Dell spoke with John Furrier and Dave Vellante, co-hosts of theCUBE, SiliconANGLE Media’s mobile livestreaming studio, during the VMworld event in San Francisco. They discussed how Dell Technologies and VMware are introducing new solutions to meet edge demand, concerns over data privacy, potential new investment and his continued delight at introducing new technologies (see the full interview with transcript here).

Blurred lines between clouds

Dell singled out Project Dimension, VMware’s edge and data center infrastructure as a service, to highlight how the company is building its platform in anticipation of the edge tsunami. The first-to-market Project Dimension solution was introduced this week as Dell Technologies Cloud Data Center As-A-Service.
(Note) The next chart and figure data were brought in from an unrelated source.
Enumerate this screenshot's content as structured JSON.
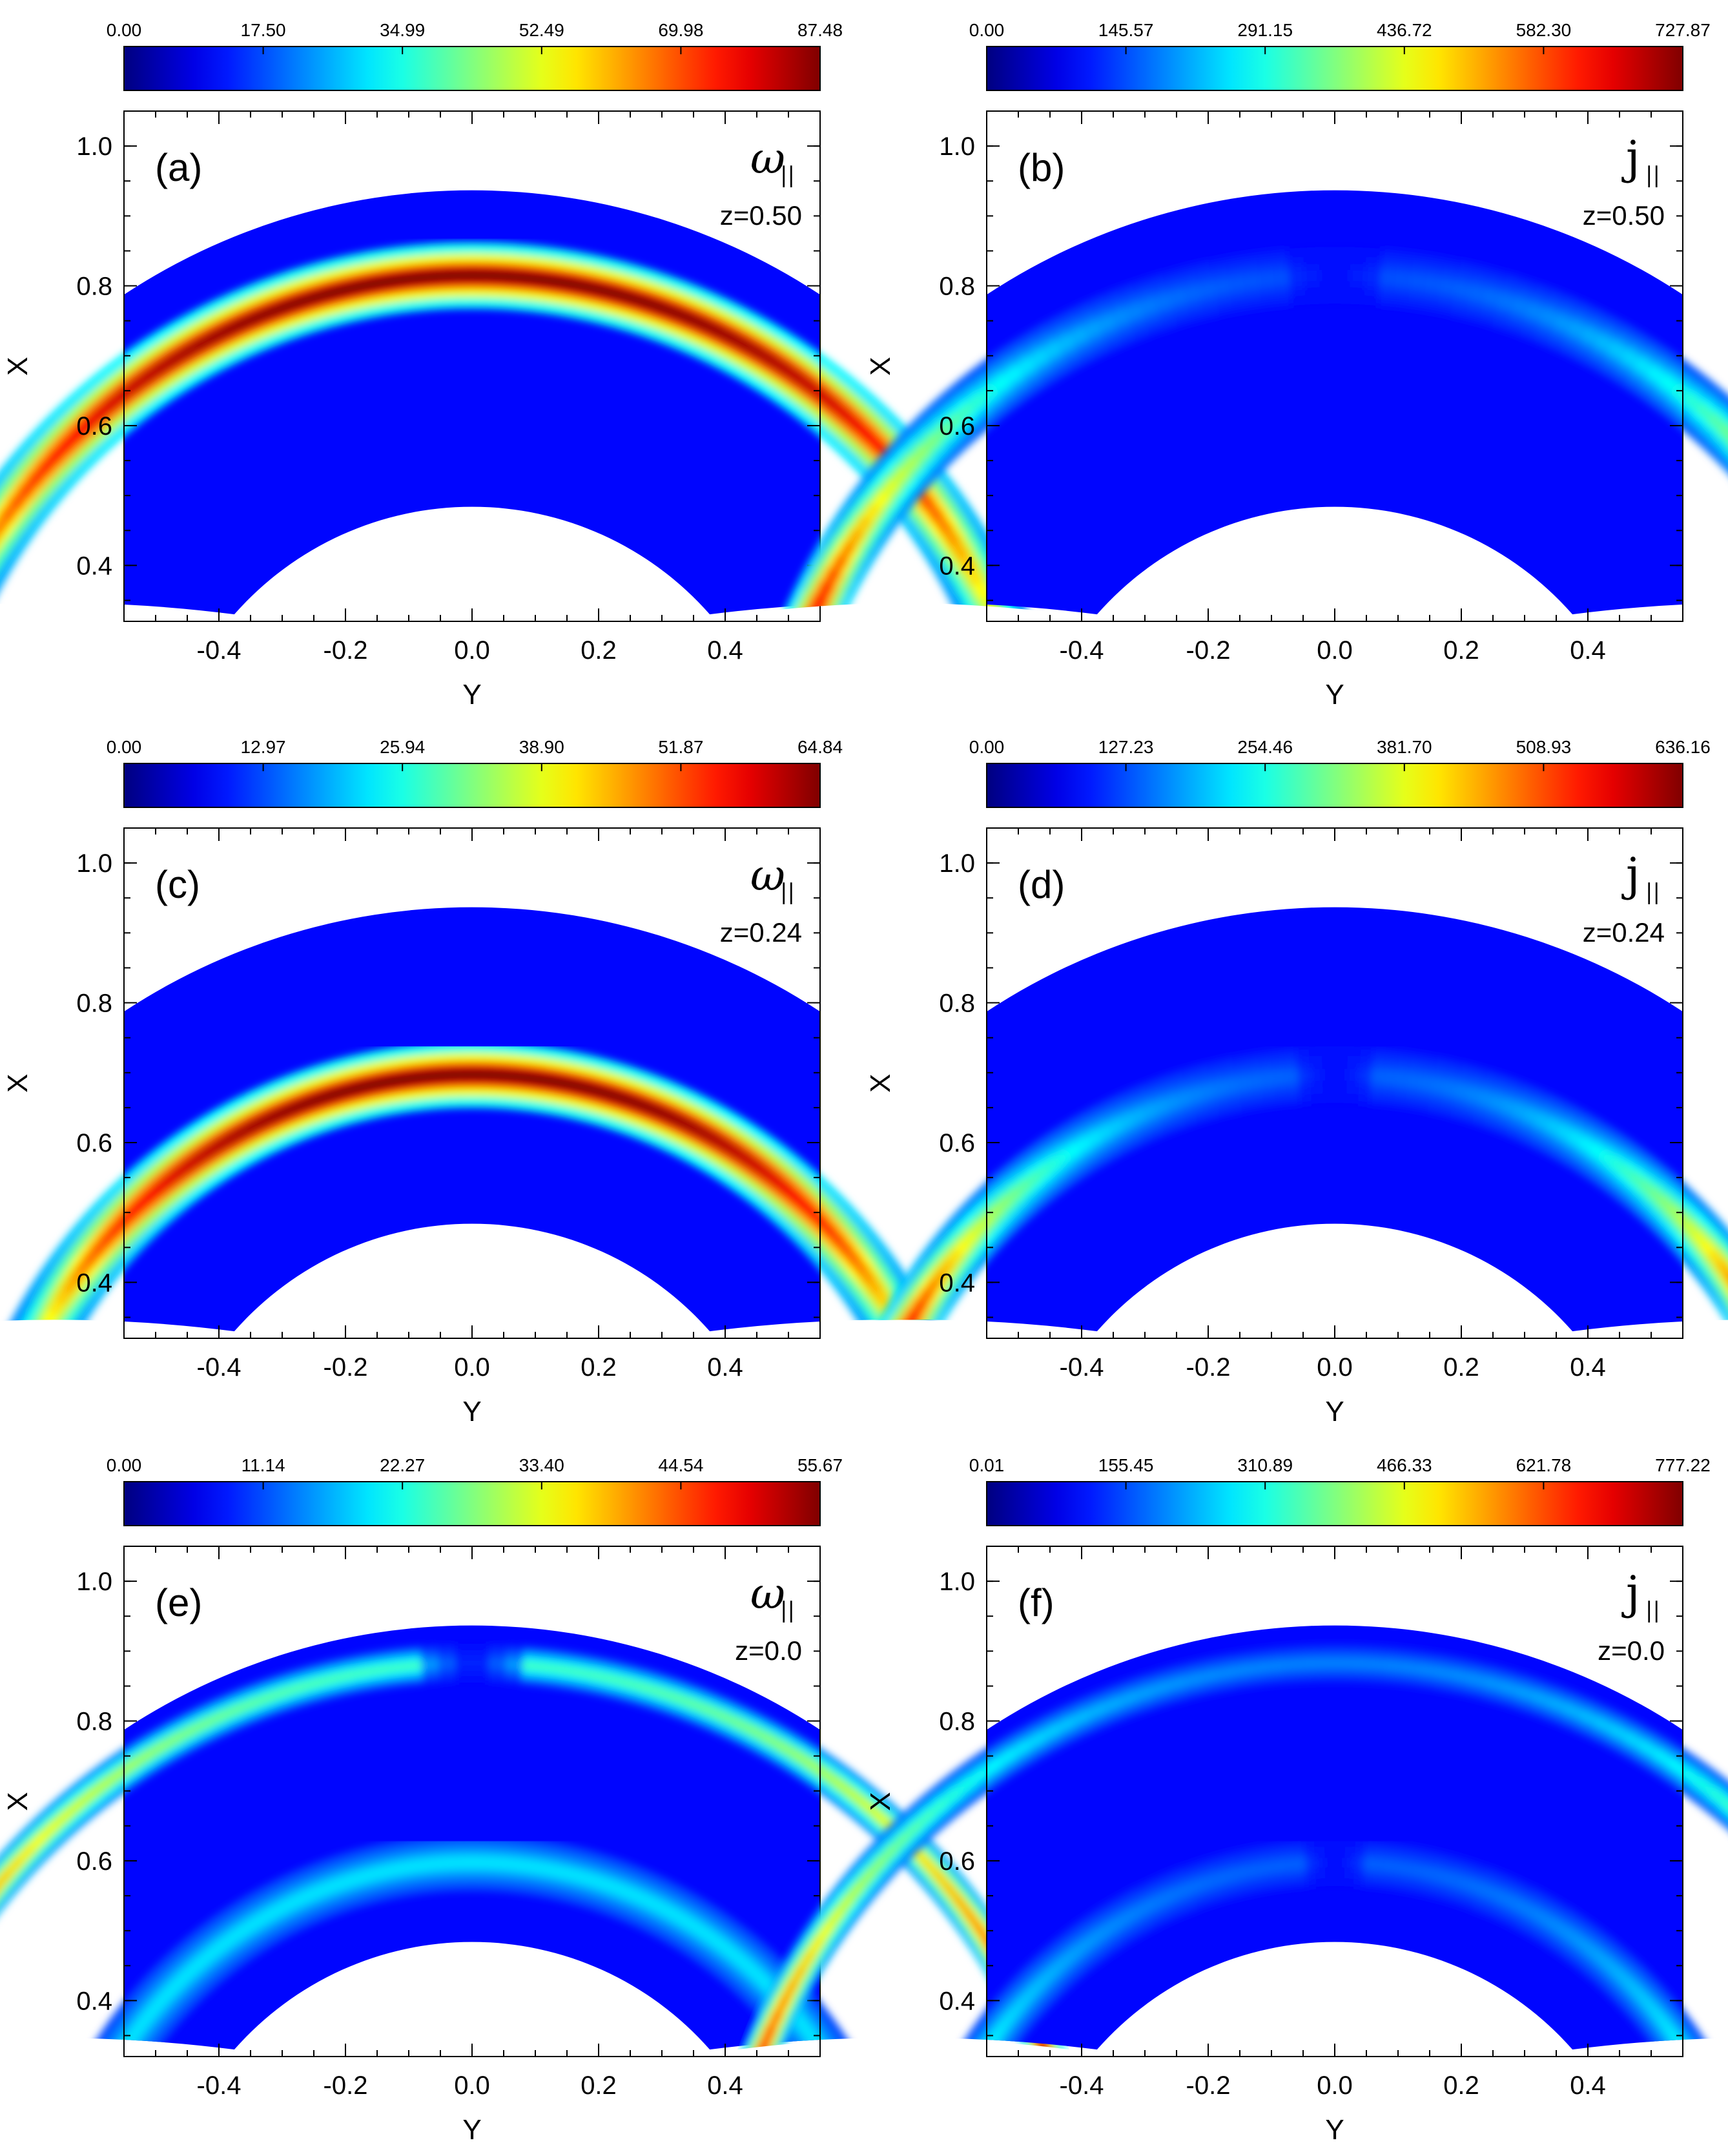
{
  "chart_data": [
    {
      "type": "heatmap",
      "panel": "(a)",
      "quantity": "ω",
      "subscript": "||",
      "z_label": "z=0.50",
      "colorbar": {
        "ticks": [
          "0.00",
          "17.50",
          "34.99",
          "52.49",
          "69.98",
          "87.48"
        ],
        "min": 0,
        "max": 87.48
      },
      "xlabel": "Y",
      "ylabel": "X",
      "xlim": [
        -0.55,
        0.55
      ],
      "ylim": [
        0.32,
        1.05
      ],
      "xticks": [
        "-0.4",
        "-0.2",
        "0.0",
        "0.2",
        "0.4"
      ],
      "yticks": [
        "0.4",
        "0.6",
        "0.8",
        "1.0"
      ],
      "colormap": "jet",
      "domain": {
        "outer_radius": 1.0,
        "inner_radius": 0.5,
        "min_x": 0.33
      },
      "features": [
        {
          "shape": "arc",
          "radius": 0.9,
          "width": 0.035,
          "level": 1.0,
          "fade_x": 0.35
        }
      ]
    },
    {
      "type": "heatmap",
      "panel": "(b)",
      "quantity": "j",
      "subscript": "||",
      "z_label": "z=0.50",
      "colorbar": {
        "ticks": [
          "0.00",
          "145.57",
          "291.15",
          "436.72",
          "582.30",
          "727.87"
        ],
        "min": 0,
        "max": 727.87
      },
      "xlabel": "Y",
      "ylabel": "X",
      "xlim": [
        -0.55,
        0.55
      ],
      "ylim": [
        0.32,
        1.05
      ],
      "xticks": [
        "-0.4",
        "-0.2",
        "0.0",
        "0.2",
        "0.4"
      ],
      "yticks": [
        "0.4",
        "0.6",
        "0.8",
        "1.0"
      ],
      "colormap": "jet",
      "domain": {
        "outer_radius": 1.0,
        "inner_radius": 0.5,
        "min_x": 0.33
      },
      "features": [
        {
          "shape": "arc",
          "radius": 0.9,
          "width": 0.03,
          "level_top": 0.08,
          "level_bottom": 0.95,
          "gap_top": true
        }
      ]
    },
    {
      "type": "heatmap",
      "panel": "(c)",
      "quantity": "ω",
      "subscript": "||",
      "z_label": "z=0.24",
      "colorbar": {
        "ticks": [
          "0.00",
          "12.97",
          "25.94",
          "38.90",
          "51.87",
          "64.84"
        ],
        "min": 0,
        "max": 64.84
      },
      "xlabel": "Y",
      "ylabel": "X",
      "xlim": [
        -0.55,
        0.55
      ],
      "ylim": [
        0.32,
        1.05
      ],
      "xticks": [
        "-0.4",
        "-0.2",
        "0.0",
        "0.2",
        "0.4"
      ],
      "yticks": [
        "0.4",
        "0.6",
        "0.8",
        "1.0"
      ],
      "colormap": "jet",
      "domain": {
        "outer_radius": 1.0,
        "inner_radius": 0.5,
        "min_x": 0.33
      },
      "features": [
        {
          "shape": "arc",
          "radius": 0.77,
          "width": 0.035,
          "level": 1.0,
          "fade_x": 0.37
        }
      ]
    },
    {
      "type": "heatmap",
      "panel": "(d)",
      "quantity": "j",
      "subscript": "||",
      "z_label": "z=0.24",
      "colorbar": {
        "ticks": [
          "0.00",
          "127.23",
          "254.46",
          "381.70",
          "508.93",
          "636.16"
        ],
        "min": 0,
        "max": 636.16
      },
      "xlabel": "Y",
      "ylabel": "X",
      "xlim": [
        -0.55,
        0.55
      ],
      "ylim": [
        0.32,
        1.05
      ],
      "xticks": [
        "-0.4",
        "-0.2",
        "0.0",
        "0.2",
        "0.4"
      ],
      "yticks": [
        "0.4",
        "0.6",
        "0.8",
        "1.0"
      ],
      "colormap": "jet",
      "domain": {
        "outer_radius": 1.0,
        "inner_radius": 0.5,
        "min_x": 0.33
      },
      "features": [
        {
          "shape": "arc",
          "radius": 0.77,
          "width": 0.03,
          "level_top": 0.1,
          "level_bottom": 0.95,
          "gap_top": true
        }
      ]
    },
    {
      "type": "heatmap",
      "panel": "(e)",
      "quantity": "ω",
      "subscript": "||",
      "z_label": "z=0.0",
      "colorbar": {
        "ticks": [
          "0.00",
          "11.14",
          "22.27",
          "33.40",
          "44.54",
          "55.67"
        ],
        "min": 0,
        "max": 55.67
      },
      "xlabel": "Y",
      "ylabel": "X",
      "xlim": [
        -0.55,
        0.55
      ],
      "ylim": [
        0.32,
        1.05
      ],
      "xticks": [
        "-0.4",
        "-0.2",
        "0.0",
        "0.2",
        "0.4"
      ],
      "yticks": [
        "0.4",
        "0.6",
        "0.8",
        "1.0"
      ],
      "colormap": "jet",
      "domain": {
        "outer_radius": 1.0,
        "inner_radius": 0.5,
        "min_x": 0.33
      },
      "features": [
        {
          "shape": "arc",
          "radius": 0.975,
          "width": 0.02,
          "level_top": 0.35,
          "level_bottom": 0.95,
          "gap_top": true
        },
        {
          "shape": "arc",
          "radius": 0.66,
          "width": 0.03,
          "level": 0.25
        }
      ]
    },
    {
      "type": "heatmap",
      "panel": "(f)",
      "quantity": "j",
      "subscript": "||",
      "z_label": "z=0.0",
      "colorbar": {
        "ticks": [
          "0.01",
          "155.45",
          "310.89",
          "466.33",
          "621.78",
          "777.22"
        ],
        "min": 0.01,
        "max": 777.22
      },
      "xlabel": "Y",
      "ylabel": "X",
      "xlim": [
        -0.55,
        0.55
      ],
      "ylim": [
        0.32,
        1.05
      ],
      "xticks": [
        "-0.4",
        "-0.2",
        "0.0",
        "0.2",
        "0.4"
      ],
      "yticks": [
        "0.4",
        "0.6",
        "0.8",
        "1.0"
      ],
      "colormap": "jet",
      "domain": {
        "outer_radius": 1.0,
        "inner_radius": 0.5,
        "min_x": 0.33
      },
      "features": [
        {
          "shape": "arc",
          "radius": 0.975,
          "width": 0.02,
          "level_top": 0.14,
          "level_bottom": 0.85
        },
        {
          "shape": "arc",
          "radius": 0.66,
          "width": 0.025,
          "level_top": 0.1,
          "level_bottom": 0.3,
          "gap_top": true
        }
      ]
    }
  ]
}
“The line is blurring between what’s a public cloud, hybrid cloud, multicloud, edge,” Dell said. “Our opportunity is really to make all of that go away for customers and allow them to choose.”

Dell also addressed issues within the technology world over data privacy concerns and the exploitation of user information. In his keynote remarks on Monday at VMworld, VMware CEO Pat Gelsinger devoted nearly a third of his remarks to highlighting the company’s “Tech for Good” initiatives.

“I do think there have been some companies in today’s world that have been looking the other way because they have been minting money, using customers’ data, and exploiting their privacy,” Dell said. “We’re not one of those. The biggest thing that we can do is use all of this data to enable humanity in a positive way.”

Potential new investment

Asked about Dell Technologies’ merger and acquisitions philosophy, Dell noted that the company has followed a deliberate approach despite being active in the acquisition arena.

“What we don’t do is wake up in the morning and say, ‘Let’s go find a company to buy.’ We start with the strategy,” Dell stated.

However, he hinted that Dell Technologies Capital, the company’s venture capital arm, could be making a key investment in the near future.

“We’re going to announce another [acquisition] that will probably get your attention in the compute space, the artificial intelligence space,” Dell said.

It’s a more complicated world than existed when Dell introduced his fledgling company’s first personal computer from his college dorm room in the 1980s. Yet, the man who would become the youngest CEO of a Fortune 500 company in the early 1990s still gets pretty excited about new technology, citing the list of solutions rolled out during a VMworld keynote presentation on Tuesday morning.

“I could geek out and get excited about any one of those,” Dell concluded.